A SENIOR banker was sentenced to 14 years’ imprisonment for his involvement in the rate-rigging scandal yesterday.
Banks have paid out billions in fines for rate-rigging but millionaire Tom Hayes is the first individual to be found guilty at trial for rigging the interbank lending rate known as the Libor rate.
The Libor rate is the international benchmark that indicates the interest rate that banks charge when lending to one another.
Rigging this rate allows offenders to make more money or paint a false picture of the bank’s financial situation in order for it to trade.
During his trial Mr Hayes said that Libor rigging was an “industry-wide practice.” Mr Hayes said that in some instances you could get the rate changed simply by offering someone a Mars bar.
The jury found Mr Hayes guilty on all eight charges of conspiracy to defraud.

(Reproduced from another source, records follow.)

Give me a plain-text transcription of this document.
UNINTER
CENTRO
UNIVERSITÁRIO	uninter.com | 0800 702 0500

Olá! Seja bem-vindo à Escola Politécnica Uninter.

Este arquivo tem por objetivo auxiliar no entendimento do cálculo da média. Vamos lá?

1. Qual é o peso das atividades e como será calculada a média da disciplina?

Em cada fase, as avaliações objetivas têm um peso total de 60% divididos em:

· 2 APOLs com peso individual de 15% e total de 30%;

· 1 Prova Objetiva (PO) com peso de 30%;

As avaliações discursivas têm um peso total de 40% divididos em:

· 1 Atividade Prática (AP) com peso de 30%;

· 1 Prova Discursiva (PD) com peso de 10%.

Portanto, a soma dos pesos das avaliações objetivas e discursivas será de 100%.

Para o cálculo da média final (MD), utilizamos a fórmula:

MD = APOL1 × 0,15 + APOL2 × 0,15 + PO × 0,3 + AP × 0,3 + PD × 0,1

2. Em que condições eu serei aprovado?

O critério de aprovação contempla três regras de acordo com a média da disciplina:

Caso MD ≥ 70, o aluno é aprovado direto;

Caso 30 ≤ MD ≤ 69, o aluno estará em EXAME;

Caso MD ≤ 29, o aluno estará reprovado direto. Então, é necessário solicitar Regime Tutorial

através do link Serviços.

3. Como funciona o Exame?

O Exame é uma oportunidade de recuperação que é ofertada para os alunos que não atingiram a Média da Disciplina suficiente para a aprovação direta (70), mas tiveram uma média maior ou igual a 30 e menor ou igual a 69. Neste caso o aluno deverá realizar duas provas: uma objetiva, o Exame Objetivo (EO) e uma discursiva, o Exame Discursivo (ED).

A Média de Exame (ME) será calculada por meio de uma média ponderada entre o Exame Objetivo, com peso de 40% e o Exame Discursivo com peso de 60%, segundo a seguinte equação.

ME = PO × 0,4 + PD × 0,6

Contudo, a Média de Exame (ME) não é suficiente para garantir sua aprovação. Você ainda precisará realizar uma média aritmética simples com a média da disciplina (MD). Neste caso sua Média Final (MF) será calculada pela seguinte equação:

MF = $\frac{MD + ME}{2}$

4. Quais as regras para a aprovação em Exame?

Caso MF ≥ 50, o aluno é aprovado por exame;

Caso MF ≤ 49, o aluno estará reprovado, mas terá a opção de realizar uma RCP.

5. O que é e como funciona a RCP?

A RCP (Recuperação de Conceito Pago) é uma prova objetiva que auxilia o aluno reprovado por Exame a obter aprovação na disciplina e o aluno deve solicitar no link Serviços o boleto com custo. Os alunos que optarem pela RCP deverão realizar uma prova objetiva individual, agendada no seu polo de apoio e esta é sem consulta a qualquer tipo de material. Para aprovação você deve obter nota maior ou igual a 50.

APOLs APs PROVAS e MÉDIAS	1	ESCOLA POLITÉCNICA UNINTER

Professor Andre Spicer of Cass Business School warned the public not to see this as a one-off sentencing of one bad banker and that the case revealed much about “the culture of the City, which created a hot-house for unethical behaviour.”
Commenting on the trial Mr Spicer said that it demonstrated that traders were recruited for the results they could produce and were “bereft of the ability to make ethical judgments.”
Prof Spicer said the trial highlighted “the flawed design of the market in encouraging manipulation” and a “widespread denial of collective misbehaviour within the industry.”
Mr Hayes’s methods were reported in 2009 and he was sacked by Citigroup although he was allowed to keep his £2.2 million bonus.